Il film, come il romanzo, non è la cronaca di quegli eventi ma la pura immersione nell’attesa impotente di Marguerite. E’ praticamente diviso in due tronconi, che corrispondono anche a due distinti racconti della raccolta “La Douleur”: nel primo Marguerite, pur di ottenere informazioni sulla prigionia di Robert e intercedere per abbreviarla, incontra quotidianamente, dentro un sottile gioco di seduzione, il collaborazionista Rabier, un individuo viscido eppure non privo di una certa pietas. Nel secondo, Robert, da Parigi, è stato trasferito in Germania e a Marguerite non resta, pure a liberazione avvenuta, che aggrapparsi alle notizie frammentarie e discordanti che provengono sulla sua sopravvivenza. Benché il passaggio dal primo al secondo troncone sconti un quarto d’ora buono di faticoso adattamento, il regista Emmauel Finkiel vince la difficile scommessa di mettere in scena la prosa della Duras (spesso materialmente presente in voice over) e di estrarre densità filmica da quell’asciuttezza intimistica come, per lo più, solo la Duras stessa, assumendo la regia o la sceneggiatura delle opere tratte dai suoi libri, era sin qui riuscita a fare.

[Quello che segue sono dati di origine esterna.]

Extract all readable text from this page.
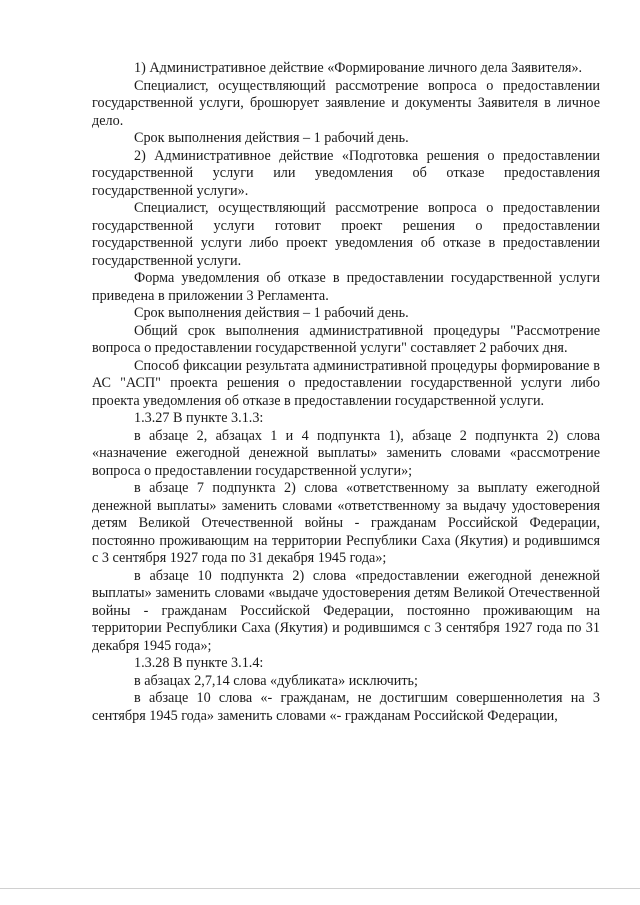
1) Административное действие «Формирование личного дела Заявителя».

Специалист, осуществляющий рассмотрение вопроса о предоставлении государственной услуги, брошюрует заявление и документы Заявителя в личное дело.

Срок выполнения действия – 1 рабочий день.

2) Административное действие «Подготовка решения о предоставлении государственной услуги или уведомления об отказе предоставления государственной услуги».

Специалист, осуществляющий рассмотрение вопроса о предоставлении государственной услуги готовит проект решения о предоставлении государственной услуги либо проект уведомления об отказе в предоставлении государственной услуги.

Форма уведомления об отказе в предоставлении государственной услуги приведена в приложении 3 Регламента.

Срок выполнения действия – 1 рабочий день.

Общий срок выполнения административной процедуры "Рассмотрение вопроса о предоставлении государственной услуги" составляет 2 рабочих дня.

Способ фиксации результата административной процедуры формирование в АС "АСП" проекта решения о предоставлении государственной услуги либо проекта уведомления об отказе в предоставлении государственной услуги.

1.3.27 В пункте 3.1.3:

в абзаце 2, абзацах 1 и 4 подпункта 1), абзаце 2 подпункта 2) слова «назначение ежегодной денежной выплаты» заменить словами «рассмотрение вопроса о предоставлении государственной услуги»;

в абзаце 7 подпункта 2) слова «ответственному за выплату ежегодной денежной выплаты» заменить словами «ответственному за выдачу удостоверения детям Великой Отечественной войны - гражданам Российской Федерации, постоянно проживающим на территории Республики Саха (Якутия) и родившимся с 3 сентября 1927 года по 31 декабря 1945 года»;

в абзаце 10 подпункта 2) слова «предоставлении ежегодной денежной выплаты» заменить словами «выдаче удостоверения детям Великой Отечественной войны - гражданам Российской Федерации, постоянно проживающим на территории Республики Саха (Якутия) и родившимся с 3 сентября 1927 года по 31 декабря 1945 года»;

1.3.28 В пункте 3.1.4:

в абзацах 2,7,14 слова «дубликата» исключить;

в абзаце 10 слова «- гражданам, не достигшим совершеннолетия на 3 сентября 1945 года» заменить словами «- гражданам Российской Федерации,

Il film, coerentemente con il rigore letterario, trascura l’ambientazione storica (e i campi lunghi), espressa in pochissimi passaggi dei quali, tuttavia, il più efficace è quello che mostra Parigi vuota mentre i tedeschi la stanno abbandonando, gli aerei alleati sorvolando e Marguerite la percorre in bicicletta. Per lo più Finkel lavora sugli interni, lasciando che la fotografia li stringa addosso al corpo di Marguerite, predilige inquadrature parziali e perturbanti al montaggio, sfuoca costantemente lo sfondo e lo allarga, cerca di movimentare la stasi psicologica con sdoppiamenti allucinatori. La recitazione di Melanie Thierry, e la drammaturgia che transita per le sue alterazioni mimiche di una bellezza già di per sé irregolare e spigolosa, contraccambia lo sforzo del regista. Un dazio semmai lo pagano gli altri attori, che di fronte a un certo ascetismo espressivo dell’insieme rimangono spesso schiacciati tra la spinta a caricare all’eccesso gli sguardi, per controbilanciare, e un’acquiescenza passiva al registro che rende la loro prova un po’ smorta. In particolare Benjamin Biolay, nella parte complicata di Dyonis, l’amico e compagno che si prodiga per il ritorno di Robert e al tempo stesso l’amante che fa l’elastico con Marguerite (nella vita reale sarebbe poi divenuto il secondo marito) non è mai convincente, e tutto sommato è meglio che pensi a cantare.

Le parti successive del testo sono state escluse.